While Foley has become wealthy through the equity stakes he's accumulated, part of his fortune has come from bonuses received as a result of spinoffs and mergers. He was the fourth-highest paid U.S. executive in 2014, thanks to a $42.7 million payout that was mostly tied to organizing pieces of Fidelity National Financial's business into a subsidiary.

Potential Conflicts

A surfeit of SPACs heightens the risk of dealmaking with potential conflicts of interest, according to lawyers. Sometimes dealmakers find themselves on both sides of a transaction, such as when SPAC manager Chamath Palihapitiya's Social Capital III agreed this month to merge with Clover Health, an insurance startup in which Palihapitiya's previous venture capital firm, Social Capital, was a small investor, according to PitchBook.

In other instances, SPAC founders can pocket additional fees from giving deal advice on their own deals. 's boutique investment bank received a fee in the form of shares when his Churchill Capital III SPAC merged with MultiPlan Inc. Klein and the SPAC are now being sued by an investor for, among other things, failing to reveal conflicts of interest.

A representative for Klein declined to comment, as did one for Social Capital.

Conflicts could arise “in any kind of transaction where there are people with a substantial vested interest in the outcome,” said Alan Seem, a partner at Jones Day. That's particularly true for SPACs. When sponsors identify a target to buy, they have an incentive to get the deal approved by the SPAC shareholders. If it doesn't go through, sponsors don't get their equity payout and lose the money they put up to start the SPAC.

“That could lead to the sponsors overselling the merits of the deal to try to get it across the finish line,” Seem said.

Conflicts of interest have to be disclosed to investors and many SPACs state in listing documents that they're allowed to pursue mergers with companies with which their management is already involved.

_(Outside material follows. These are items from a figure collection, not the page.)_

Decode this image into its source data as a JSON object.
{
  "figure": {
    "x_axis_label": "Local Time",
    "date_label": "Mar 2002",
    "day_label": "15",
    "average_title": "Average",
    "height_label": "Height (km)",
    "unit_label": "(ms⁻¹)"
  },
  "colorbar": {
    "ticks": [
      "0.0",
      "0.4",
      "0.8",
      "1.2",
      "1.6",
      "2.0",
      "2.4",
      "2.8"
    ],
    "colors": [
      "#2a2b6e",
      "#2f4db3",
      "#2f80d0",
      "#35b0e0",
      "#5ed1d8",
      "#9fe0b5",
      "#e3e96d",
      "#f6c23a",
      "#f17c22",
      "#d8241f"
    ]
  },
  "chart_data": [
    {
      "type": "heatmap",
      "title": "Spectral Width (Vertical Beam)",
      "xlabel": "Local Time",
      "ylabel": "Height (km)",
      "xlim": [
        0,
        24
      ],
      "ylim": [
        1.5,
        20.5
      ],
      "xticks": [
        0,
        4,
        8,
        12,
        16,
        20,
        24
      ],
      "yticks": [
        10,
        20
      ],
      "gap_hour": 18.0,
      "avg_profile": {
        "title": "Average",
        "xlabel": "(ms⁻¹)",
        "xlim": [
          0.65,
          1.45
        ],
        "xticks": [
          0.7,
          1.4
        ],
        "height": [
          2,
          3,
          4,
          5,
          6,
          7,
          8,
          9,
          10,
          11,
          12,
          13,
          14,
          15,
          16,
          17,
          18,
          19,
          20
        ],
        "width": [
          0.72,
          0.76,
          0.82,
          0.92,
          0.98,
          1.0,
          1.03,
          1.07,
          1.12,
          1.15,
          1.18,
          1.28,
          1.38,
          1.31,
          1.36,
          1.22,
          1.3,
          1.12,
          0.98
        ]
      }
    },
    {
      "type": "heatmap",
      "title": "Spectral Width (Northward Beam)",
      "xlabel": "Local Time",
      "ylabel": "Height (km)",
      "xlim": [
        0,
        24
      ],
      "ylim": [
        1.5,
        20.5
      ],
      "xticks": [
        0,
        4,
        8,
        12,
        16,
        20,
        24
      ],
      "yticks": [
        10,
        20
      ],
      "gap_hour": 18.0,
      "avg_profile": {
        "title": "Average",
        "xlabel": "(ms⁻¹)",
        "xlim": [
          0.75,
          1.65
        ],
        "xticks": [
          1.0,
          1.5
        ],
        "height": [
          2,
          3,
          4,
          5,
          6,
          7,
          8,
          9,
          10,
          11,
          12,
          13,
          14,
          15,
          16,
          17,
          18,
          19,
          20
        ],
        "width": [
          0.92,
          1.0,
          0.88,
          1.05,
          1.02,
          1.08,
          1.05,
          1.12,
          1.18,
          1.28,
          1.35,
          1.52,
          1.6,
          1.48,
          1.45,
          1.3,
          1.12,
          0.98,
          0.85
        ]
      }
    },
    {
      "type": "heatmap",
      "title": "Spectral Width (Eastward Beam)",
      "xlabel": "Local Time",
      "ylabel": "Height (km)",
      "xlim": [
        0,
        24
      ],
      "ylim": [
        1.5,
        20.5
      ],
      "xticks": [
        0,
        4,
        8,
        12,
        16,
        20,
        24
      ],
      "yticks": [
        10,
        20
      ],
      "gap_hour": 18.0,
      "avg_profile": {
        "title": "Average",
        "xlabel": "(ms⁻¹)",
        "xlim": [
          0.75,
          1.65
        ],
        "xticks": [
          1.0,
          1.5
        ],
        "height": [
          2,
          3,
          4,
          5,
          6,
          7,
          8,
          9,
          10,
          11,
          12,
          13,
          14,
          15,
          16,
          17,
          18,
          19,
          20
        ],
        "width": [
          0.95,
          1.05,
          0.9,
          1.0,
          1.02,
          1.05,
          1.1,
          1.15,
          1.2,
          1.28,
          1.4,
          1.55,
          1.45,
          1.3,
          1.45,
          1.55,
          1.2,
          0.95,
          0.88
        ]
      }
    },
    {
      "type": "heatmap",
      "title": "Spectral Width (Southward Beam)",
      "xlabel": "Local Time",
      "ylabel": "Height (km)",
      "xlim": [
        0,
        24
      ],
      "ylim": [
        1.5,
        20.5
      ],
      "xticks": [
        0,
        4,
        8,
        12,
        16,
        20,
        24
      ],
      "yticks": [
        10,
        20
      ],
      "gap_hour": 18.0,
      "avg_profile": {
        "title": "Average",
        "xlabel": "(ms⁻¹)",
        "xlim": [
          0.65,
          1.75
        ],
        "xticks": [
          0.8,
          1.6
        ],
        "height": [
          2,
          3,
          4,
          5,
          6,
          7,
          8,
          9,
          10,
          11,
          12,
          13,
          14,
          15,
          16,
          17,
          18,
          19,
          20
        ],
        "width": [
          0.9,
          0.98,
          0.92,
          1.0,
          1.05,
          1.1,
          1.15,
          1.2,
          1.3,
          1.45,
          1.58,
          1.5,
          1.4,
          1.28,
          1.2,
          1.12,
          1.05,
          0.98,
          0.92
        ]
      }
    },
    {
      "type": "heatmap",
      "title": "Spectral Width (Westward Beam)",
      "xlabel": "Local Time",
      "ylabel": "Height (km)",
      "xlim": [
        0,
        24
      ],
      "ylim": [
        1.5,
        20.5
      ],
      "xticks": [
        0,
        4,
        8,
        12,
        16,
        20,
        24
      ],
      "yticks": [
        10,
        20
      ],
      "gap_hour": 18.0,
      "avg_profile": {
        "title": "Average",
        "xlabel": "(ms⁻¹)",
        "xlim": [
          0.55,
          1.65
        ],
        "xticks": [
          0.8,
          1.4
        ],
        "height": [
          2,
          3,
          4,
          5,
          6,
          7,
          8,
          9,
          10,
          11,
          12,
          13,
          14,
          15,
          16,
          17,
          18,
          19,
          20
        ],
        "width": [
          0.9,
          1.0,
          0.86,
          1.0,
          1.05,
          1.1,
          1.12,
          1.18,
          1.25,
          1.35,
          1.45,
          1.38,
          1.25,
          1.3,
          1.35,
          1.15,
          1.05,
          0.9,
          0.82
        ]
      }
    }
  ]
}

U.S. Securities and Exchange Commission Chairman Jay Clayton said last month the agency is examining how SPACs disclose the financial incentives for executives to ensure they're clearly spelled out.

Circular Nature

The somewhat circular nature of Foley's first SPAC deal underscores the benefits of having a network to help execute a profitable deal. Not only was Foley a founding sponsor, he was also a major shareholder in Fidelity National Financial, which helped finance the SPAC deal and ultimately acquired the resulting business.

That deal sparked the Miami pension fund's lawsuit against Foley and his fellow board members, accusing Foley of enriching himself by merging these companies without taking shareholders into account.

Fidelity National Financial said in a statement that the complaint is without merit and “a gross distortion of the company's track record under its chairman and a highly talented, independent and experienced board of directors.”

Foley said the FGL deal was negotiated by two independent boards and had a Chinese wall. Foley said that while he's hired people who used to work for him in other businesses, his companies “try to be very conscious of any kinds of conflict of interest.”

Still, his style of dealmaking has been used against him. Data provider CoreLogic Inc., is trying to fend off an unsolicited takeover and board fight from Foley's Cannae Holdings and activist investor Senator Investment Group. The company has used the notion of “The Foley Network” in its defense ahead of a shareholder vote next month, arguing the intermingling of his various business interests could create a conflict.

Cannae said in a statement that neither it nor Senator have “a single overlapping business with CoreLogic,” and that any overlapping director issues can be easily remedied.

Foley is weighing a fourth SPAC but says his investors will first want to see a positive outcome with the current three. He said he's also wary of the proliferating number of entrants in the SPAC market, not all of which he considers high quality.

“Anytime you have a run on something, there's going to be some fallout.”